Holy Warrior
- Author: Angus Donald
- Language: English
- Series: Outlaw Chronicles
- Genre: Historical Fiction
- Publisher: Little Brown
- Publication date: 22 July 2010
- Publication place: England
- Media type: Print
- Pages: 512
- ISBN: 978-0-7515-4209-7
- Preceded by: Outlaw (2009)
- Followed by: King's Man (2011)

= Holy Warrior =

2010 novel by Angus Donald

Holy Warrior is the second novel of the eight-part Outlaw Chronicles series by British writer of historical fiction, Angus Donald, released on 22 July 2010 through Little, Brown and Company. The novel was well received.

==Plot==
This novel continues the story of Alan Dale, based on the character Alan-a-Dale; warrior and troubadour in Robin Hoods band of outlaws.
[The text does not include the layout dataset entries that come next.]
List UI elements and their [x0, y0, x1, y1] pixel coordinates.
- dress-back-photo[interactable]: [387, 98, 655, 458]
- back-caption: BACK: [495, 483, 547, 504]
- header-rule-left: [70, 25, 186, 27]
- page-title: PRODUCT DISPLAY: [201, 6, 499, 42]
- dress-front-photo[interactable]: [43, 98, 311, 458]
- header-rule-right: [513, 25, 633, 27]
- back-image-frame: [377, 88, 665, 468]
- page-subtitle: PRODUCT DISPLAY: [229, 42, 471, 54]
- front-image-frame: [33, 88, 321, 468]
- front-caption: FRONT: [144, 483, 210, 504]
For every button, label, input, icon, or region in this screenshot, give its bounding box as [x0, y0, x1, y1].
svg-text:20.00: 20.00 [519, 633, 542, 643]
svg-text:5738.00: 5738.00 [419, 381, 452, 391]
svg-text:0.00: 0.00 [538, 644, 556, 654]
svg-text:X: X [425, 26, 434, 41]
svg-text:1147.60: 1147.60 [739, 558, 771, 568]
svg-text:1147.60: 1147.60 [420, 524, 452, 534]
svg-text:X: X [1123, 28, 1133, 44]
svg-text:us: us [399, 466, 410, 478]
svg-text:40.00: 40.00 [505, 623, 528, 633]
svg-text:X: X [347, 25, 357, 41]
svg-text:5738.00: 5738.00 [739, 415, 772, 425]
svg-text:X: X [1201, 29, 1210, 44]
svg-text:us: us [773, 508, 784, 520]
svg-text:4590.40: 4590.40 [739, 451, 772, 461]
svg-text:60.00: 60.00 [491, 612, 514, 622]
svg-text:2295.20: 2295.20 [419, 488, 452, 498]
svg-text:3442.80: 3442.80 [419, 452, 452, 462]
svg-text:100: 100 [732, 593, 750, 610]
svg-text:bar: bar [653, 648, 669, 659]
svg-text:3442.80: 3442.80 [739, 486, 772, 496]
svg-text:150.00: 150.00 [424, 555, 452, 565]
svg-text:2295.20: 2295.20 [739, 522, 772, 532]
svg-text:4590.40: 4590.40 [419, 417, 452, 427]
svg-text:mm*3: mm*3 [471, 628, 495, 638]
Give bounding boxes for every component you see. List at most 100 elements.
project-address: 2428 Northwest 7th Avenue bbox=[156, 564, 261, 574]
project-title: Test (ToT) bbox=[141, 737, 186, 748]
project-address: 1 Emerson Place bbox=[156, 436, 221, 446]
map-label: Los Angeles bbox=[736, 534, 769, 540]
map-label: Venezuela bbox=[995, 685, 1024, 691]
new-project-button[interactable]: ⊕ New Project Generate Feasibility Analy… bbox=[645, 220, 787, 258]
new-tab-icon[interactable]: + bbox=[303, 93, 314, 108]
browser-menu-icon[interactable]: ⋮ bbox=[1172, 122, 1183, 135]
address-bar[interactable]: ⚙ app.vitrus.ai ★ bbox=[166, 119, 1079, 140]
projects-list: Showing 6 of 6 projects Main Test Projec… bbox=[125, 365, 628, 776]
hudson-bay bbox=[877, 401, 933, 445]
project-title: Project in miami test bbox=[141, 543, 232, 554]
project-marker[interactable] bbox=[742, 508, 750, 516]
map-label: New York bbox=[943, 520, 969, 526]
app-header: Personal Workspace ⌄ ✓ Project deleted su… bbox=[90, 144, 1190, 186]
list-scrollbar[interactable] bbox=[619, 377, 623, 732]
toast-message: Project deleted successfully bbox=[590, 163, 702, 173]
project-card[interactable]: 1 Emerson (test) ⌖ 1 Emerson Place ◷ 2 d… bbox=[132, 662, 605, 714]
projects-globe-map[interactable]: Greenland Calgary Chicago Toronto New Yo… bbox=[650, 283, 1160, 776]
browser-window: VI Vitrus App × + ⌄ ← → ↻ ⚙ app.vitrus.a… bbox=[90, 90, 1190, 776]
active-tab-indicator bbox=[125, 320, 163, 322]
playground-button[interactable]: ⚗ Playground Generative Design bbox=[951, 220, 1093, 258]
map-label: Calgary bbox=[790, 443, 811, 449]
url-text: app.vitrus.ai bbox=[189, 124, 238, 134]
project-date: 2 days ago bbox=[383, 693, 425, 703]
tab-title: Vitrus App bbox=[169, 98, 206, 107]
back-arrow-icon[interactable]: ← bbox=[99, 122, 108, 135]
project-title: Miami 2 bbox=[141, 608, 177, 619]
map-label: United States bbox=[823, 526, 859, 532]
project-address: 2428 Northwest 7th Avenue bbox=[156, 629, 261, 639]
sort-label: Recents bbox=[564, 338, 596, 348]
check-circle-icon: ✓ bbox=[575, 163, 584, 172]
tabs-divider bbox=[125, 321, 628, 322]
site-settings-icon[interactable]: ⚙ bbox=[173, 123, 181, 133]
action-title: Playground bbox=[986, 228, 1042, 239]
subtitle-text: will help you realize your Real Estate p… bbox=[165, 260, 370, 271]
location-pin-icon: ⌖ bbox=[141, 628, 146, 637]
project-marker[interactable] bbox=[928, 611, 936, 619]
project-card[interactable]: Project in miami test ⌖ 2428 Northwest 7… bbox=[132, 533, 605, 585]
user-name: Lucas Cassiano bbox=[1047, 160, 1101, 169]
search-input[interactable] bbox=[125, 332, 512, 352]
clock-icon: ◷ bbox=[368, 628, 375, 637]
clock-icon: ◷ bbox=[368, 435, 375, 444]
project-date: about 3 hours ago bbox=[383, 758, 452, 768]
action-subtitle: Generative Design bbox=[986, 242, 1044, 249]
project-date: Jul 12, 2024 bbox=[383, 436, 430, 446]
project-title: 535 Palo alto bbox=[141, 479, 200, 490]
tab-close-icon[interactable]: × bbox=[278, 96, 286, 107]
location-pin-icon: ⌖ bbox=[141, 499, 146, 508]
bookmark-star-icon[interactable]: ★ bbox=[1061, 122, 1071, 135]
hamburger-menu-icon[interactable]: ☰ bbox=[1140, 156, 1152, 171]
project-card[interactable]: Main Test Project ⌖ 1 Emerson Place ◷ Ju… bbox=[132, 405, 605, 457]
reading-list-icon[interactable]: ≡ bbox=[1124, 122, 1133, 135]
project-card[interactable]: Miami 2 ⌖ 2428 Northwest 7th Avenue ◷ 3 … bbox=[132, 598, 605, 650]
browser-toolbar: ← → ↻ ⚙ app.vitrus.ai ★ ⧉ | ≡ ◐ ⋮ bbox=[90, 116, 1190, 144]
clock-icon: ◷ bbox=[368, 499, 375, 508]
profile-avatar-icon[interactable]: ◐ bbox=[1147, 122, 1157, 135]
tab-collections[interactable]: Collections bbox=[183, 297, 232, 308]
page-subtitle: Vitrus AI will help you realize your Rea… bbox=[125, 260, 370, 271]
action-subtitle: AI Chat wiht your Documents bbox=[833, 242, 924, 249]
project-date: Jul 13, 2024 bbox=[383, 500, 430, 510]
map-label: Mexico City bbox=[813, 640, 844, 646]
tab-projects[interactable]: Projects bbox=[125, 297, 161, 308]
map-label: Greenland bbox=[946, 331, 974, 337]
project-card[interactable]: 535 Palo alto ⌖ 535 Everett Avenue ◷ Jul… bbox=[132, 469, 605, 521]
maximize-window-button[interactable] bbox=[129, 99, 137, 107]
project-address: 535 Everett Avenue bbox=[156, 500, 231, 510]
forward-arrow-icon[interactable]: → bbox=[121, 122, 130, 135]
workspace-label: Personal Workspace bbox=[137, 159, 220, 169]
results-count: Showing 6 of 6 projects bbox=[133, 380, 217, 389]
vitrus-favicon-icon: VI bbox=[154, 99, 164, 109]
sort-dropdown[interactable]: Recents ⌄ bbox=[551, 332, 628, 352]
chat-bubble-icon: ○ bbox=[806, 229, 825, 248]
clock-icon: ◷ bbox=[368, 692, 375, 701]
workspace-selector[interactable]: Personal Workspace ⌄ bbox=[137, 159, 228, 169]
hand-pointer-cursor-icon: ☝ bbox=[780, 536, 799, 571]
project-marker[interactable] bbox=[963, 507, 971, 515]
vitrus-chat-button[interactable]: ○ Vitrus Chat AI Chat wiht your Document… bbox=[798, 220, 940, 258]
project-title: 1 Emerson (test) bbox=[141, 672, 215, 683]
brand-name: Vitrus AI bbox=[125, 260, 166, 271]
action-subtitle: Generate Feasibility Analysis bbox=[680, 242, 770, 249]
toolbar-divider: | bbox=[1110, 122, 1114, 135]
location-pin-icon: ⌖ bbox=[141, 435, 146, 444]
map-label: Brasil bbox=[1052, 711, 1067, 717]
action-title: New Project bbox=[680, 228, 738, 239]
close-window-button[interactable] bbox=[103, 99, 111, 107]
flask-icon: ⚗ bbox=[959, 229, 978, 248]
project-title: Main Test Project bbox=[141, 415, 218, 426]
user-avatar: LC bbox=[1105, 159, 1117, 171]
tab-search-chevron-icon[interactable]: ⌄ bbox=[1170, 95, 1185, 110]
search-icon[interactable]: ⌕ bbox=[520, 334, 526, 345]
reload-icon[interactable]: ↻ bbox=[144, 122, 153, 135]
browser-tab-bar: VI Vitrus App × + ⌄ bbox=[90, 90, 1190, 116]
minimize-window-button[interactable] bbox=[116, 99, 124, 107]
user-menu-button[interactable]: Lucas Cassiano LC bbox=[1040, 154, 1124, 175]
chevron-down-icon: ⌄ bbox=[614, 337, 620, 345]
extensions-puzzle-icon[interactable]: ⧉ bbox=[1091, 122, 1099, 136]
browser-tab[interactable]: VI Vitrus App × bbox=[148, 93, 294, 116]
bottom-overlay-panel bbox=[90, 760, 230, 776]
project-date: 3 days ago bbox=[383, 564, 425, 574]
The novel takes place during the Third Crusade, an attempt by European leaders to reconquer the Holy Land from Saladin. In the novel Robin is forced to join Richard the Lionheart on his crusade and during which learns he is the target of an assassination attempt; Alan is tasked with discovering the origins of the attack.

==Reception==
The novel received positive acclaim from reviewers. George Williams of The Australian wrote that Donald's approach to dealing with the complex issues such as religious hatred and the general intolerance of the time "marks it as a cut above other versions of the legend" and stated that, "like Outlaw, Holy Warrior is undoubtedly one of the finest Robin Hood stories of recent times". Sarah Arrow, managing editor of Birds on the Blog, said in her review that "it's good writing, it makes good reading and it's a darn sight better than a lot of rubbish that is passed off as a book these days". In a review for Falcata Time, Gareth Wilson states that the Outlaw Chronicles are "a great series to use as a bridging gap between the Young adult and Adult market and one that will definitely become a firm fav[sic]".